Große Heldin: Lucia di Lammermoor in Dortmund

DORTMUND – Besonders viel von Liebe und Angst ist da nicht zu spüren: Edgardo trägt Kassengestell und Angestelltenanzug und besiegelt den Treueschwur zu seiner Lucia mit markigem Händedruck, bevor er nach Frankreich entschwindet. Von Edda Breski

Da gibt‘s keine großen Gefühle, und wenn da nicht die überragende Christina Rümann als Lucia wäre, bliebe nicht viel von all den widerstreitenden Regungen, die Gaetano Donizetti in der Liebesszene des ersten Aktes von „Lucia di Lammermoor“ in Lyrismen und melodische Ausbrüche bannte. Die Regie der „Lucia“, wie sie an der Oper Dortmund gezeigt wird, wirkt zustandsbefreit. Regisseur Christian Pape versucht, das Libretto von Salvatore Cammarano (nach der Vorlage von Sir Walter Scott) mit all seinen Affekthandlungen zu konterkarieren, indem er seine Bebilderung bis hin zur Anspielung minimiert. Diesen Anspielungen fehlt aber der verbindende rote Faden.

Pape lässt seine Figuren um eine Art Käfigwand kreisen, die er mitten auf die Drehbühne gesetzt hat (Bühne und Kostüme: Alexander Lintl). Viele Büro- und Holzstühle stehen bereit. Eine kalte Welt, in der gesellschaftliche Obliegenheiten zählen. Enrico Ashton (Simon Neal) sieht aus wie ein Edelmann des 19. Jahrhunderts, mit aufgebürstetem Haar und Cape. Der Chor trägt 20er-Jahre-Kostüme, die Männer tragen schwarze Uniformen. Dazu kommen ein paar Halbstarke in moderner Kleidung: Arturos Gang. Einem direkten Zeitbezug geht Pape aus dem Weg. Er setzt dafür eine metaphorische Klammer: Zu Beginn weidet Enrico einen Hirsch aus, am Ende ist es Lucia, der, bildlich gesprochen, das Herz herausgerissen wird.

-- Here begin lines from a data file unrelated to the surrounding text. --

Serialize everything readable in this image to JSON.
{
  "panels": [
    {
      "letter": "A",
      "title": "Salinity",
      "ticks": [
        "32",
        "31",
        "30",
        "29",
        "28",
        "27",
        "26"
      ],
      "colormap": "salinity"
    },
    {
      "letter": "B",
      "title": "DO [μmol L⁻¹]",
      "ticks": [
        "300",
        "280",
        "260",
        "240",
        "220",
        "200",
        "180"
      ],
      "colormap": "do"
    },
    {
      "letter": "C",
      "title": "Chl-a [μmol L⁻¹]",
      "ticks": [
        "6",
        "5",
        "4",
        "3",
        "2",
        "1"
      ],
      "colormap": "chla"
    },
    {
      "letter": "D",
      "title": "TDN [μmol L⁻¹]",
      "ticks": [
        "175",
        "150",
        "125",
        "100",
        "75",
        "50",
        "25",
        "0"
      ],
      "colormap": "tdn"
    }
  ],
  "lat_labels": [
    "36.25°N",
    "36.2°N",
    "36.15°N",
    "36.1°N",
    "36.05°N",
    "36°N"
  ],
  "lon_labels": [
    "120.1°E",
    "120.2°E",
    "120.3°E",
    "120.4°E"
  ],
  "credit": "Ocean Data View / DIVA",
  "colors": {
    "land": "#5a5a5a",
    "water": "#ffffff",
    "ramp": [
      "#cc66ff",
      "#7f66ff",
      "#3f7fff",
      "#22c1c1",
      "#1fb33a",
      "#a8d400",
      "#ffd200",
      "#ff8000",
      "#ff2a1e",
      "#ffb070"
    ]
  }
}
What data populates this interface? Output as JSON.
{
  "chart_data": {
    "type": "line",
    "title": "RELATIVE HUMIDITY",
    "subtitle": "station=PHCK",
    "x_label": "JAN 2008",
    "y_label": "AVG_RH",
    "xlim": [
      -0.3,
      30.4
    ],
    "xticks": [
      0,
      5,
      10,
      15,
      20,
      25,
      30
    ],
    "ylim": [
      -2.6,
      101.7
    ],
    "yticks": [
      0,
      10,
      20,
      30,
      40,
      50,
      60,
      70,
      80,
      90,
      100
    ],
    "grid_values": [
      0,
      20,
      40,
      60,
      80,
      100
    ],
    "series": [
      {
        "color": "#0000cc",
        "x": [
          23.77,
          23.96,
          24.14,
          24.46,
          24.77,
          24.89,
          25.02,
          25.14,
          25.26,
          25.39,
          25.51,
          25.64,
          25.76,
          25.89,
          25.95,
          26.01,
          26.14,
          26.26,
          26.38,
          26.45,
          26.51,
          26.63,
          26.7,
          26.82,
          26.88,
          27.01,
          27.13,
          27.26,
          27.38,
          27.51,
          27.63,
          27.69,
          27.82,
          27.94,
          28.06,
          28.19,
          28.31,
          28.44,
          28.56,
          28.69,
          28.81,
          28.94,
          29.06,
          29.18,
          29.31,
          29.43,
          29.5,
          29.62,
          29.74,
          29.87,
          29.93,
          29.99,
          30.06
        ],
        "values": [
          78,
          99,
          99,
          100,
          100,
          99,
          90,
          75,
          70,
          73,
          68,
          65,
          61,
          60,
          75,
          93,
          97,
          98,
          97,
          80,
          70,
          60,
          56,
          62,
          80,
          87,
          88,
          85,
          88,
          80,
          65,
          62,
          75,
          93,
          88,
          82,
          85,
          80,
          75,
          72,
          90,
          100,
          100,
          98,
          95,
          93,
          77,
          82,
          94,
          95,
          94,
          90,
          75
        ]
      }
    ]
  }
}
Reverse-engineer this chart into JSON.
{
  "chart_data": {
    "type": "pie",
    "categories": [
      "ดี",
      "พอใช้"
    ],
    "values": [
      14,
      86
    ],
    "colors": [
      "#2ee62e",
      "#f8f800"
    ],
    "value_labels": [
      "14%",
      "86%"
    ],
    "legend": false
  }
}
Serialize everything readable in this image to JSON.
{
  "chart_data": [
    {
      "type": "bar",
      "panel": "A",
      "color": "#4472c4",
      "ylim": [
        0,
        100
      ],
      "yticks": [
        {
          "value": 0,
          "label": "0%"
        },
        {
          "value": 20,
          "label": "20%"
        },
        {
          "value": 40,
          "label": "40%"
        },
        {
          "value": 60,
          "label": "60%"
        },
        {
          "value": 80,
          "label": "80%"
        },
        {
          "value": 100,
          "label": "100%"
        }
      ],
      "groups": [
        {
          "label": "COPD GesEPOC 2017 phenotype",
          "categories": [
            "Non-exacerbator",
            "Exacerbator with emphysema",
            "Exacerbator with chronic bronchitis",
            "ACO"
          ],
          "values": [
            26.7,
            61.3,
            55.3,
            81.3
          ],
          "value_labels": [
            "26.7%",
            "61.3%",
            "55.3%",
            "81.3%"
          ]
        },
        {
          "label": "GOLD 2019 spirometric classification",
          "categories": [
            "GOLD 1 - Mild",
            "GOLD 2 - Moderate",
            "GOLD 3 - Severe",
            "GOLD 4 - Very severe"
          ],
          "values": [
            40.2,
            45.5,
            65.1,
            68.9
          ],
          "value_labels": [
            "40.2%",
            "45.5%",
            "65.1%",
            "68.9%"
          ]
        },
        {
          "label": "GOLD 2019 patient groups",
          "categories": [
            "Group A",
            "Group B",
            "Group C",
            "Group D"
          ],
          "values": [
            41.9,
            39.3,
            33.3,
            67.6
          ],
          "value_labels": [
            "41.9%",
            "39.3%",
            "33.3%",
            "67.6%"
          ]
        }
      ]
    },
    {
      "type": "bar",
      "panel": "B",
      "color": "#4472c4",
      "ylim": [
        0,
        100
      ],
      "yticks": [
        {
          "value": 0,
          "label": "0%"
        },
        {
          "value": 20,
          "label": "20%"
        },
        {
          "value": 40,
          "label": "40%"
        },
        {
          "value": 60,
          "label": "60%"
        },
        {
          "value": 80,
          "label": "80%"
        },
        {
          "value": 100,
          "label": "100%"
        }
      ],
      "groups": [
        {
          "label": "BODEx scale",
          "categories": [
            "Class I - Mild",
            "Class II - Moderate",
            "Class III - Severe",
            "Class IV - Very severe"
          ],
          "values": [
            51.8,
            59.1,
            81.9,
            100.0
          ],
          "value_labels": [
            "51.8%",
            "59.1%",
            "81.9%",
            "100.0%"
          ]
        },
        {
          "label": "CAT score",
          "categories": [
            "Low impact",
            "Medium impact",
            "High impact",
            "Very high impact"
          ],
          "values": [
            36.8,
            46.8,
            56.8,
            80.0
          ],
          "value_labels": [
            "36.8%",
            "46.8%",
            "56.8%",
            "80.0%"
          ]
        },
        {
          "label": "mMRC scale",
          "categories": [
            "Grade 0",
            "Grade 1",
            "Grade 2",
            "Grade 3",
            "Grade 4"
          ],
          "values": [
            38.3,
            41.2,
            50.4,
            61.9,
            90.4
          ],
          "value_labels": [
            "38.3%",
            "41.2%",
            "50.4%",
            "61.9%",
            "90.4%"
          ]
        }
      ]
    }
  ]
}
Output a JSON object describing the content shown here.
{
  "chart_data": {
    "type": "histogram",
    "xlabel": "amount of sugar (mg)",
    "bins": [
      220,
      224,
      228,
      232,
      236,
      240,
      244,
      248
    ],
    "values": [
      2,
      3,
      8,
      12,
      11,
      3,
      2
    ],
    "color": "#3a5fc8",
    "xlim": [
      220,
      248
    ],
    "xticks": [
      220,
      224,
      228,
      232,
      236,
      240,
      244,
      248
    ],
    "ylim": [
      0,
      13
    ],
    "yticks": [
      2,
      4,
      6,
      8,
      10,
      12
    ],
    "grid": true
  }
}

Pape deutet an, ohne weiterzuführen: Edgardo und Lucia können sich einander zunächst nicht körperlich nähern, weil sie beide im Grunde lebensfern sind. Lucia presst – ein guter Einfall – Blumen, tote Tiere und Edgardos versiegelten Liebesschwur zwischen Foliantenblättern wie Naturexponate. Aber die Idee des Nichtberührenkönnens setzt Pape nicht konsequent fort, seine Ansätze bleiben Möglichkeiten. Viele Szenen sind stark vom Schauspiel her gedacht, nicht vom Musiktheater.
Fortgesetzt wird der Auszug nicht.